Purposes: We aimed to evaluate the Global Registry of Acute Cardiac Events (GRACE) and Thrombolysis in Myocardial Infarction (TIMI) scores in patients with suspected but not proven acute coronary syndrome (ACS).
Basic procedures: We conducted a secondary analysis of data from the RATPAC trial. Standardized data were collected from 2263 patients presenting to 6 emergency departments with suspected but not proven ACS. Patients were followed up by record review and postal questionnaire at 30 and 90 days after recruitment to identify major adverse events, defined as death, emergency revascularization, life-threatening arrhythmia, hospitalization for ACS, or nonfatal acute myocardial infarction (AMI).

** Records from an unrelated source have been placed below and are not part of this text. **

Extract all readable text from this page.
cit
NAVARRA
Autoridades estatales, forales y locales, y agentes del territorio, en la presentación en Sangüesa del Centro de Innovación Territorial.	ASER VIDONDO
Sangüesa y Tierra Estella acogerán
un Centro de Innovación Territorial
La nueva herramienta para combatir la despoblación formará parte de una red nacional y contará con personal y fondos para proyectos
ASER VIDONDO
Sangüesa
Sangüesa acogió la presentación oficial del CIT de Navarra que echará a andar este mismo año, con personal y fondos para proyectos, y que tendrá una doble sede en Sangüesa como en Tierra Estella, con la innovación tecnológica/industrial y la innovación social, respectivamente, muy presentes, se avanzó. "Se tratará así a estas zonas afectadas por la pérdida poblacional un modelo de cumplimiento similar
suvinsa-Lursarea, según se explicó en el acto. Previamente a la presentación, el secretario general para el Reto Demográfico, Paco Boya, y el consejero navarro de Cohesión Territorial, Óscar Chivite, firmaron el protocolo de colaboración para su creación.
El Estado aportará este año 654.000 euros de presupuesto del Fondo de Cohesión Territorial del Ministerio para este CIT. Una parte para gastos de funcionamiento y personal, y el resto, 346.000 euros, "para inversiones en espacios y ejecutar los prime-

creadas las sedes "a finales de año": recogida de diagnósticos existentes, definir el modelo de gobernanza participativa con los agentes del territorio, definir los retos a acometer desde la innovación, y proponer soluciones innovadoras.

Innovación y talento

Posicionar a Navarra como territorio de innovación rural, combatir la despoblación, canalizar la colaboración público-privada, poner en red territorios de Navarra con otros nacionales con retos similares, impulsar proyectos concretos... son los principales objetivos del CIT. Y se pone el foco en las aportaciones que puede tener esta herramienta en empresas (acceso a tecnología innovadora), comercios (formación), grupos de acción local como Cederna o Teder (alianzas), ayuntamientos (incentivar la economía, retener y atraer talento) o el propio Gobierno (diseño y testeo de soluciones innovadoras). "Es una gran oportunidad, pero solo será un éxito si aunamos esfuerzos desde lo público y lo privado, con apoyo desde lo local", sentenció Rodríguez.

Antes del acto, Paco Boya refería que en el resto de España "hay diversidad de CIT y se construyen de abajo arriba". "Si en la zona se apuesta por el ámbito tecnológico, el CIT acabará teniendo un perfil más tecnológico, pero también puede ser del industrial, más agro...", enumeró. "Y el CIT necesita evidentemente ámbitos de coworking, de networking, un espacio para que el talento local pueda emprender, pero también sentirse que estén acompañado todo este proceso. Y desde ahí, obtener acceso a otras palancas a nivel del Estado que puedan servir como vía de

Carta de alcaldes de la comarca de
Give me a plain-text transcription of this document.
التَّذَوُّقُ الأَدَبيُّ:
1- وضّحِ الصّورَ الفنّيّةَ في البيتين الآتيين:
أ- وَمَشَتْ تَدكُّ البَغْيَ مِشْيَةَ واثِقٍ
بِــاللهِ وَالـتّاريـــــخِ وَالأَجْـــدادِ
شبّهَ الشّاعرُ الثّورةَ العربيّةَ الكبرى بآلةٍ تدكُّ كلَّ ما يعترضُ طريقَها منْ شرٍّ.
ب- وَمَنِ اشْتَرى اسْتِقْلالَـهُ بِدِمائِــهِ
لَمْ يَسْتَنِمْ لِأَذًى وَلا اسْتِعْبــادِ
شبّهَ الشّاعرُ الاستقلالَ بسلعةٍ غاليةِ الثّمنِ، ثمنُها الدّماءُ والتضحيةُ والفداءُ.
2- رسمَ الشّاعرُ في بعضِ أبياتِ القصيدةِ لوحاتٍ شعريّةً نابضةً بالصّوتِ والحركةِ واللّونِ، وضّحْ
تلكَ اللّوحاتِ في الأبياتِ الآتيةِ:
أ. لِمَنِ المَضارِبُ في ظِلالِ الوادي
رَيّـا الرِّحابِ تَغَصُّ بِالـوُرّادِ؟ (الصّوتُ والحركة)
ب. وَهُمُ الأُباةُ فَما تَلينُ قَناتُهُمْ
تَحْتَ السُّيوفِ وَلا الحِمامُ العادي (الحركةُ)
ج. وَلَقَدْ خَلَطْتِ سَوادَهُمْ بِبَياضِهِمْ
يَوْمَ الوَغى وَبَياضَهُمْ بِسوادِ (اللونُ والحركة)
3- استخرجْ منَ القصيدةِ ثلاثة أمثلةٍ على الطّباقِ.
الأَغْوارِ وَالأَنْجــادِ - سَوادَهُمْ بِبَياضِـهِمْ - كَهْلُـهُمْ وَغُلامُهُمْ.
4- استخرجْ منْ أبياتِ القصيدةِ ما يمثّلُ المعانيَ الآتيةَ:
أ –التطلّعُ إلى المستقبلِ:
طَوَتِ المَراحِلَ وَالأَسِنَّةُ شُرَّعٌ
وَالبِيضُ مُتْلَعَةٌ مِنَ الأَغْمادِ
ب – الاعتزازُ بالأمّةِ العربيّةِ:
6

Main findings: Data were available for 2243 patients (mean age, 54.5 years; 58% male). The major adverse event rate was 43 (2%) of 2243 after 30 days and 62 (3%) of 2243 after 90 days. The c statistics for 30-day events were 0.717 (95% confidence interval [CI], 0.698-0.735) for GRACE and 0.682 (95% CI, 0.662-0.701) for TIMI. The corresponding 90-day c statistics were 0.726 (95% CI, 0.707-0.745) for GRACE and 0.693 (95% CI, 0.674-0.712) for TIMI. The c statistic for patient age alone was 0.656 for 30-day events and 0.689 for 90-day events.
Principal conclusions: The GRACE and TIMI scores are little better than age alone as predictors of major adverse events in patients with suspected but not proven ACS, and thus add little to prognostic assessment of such patients.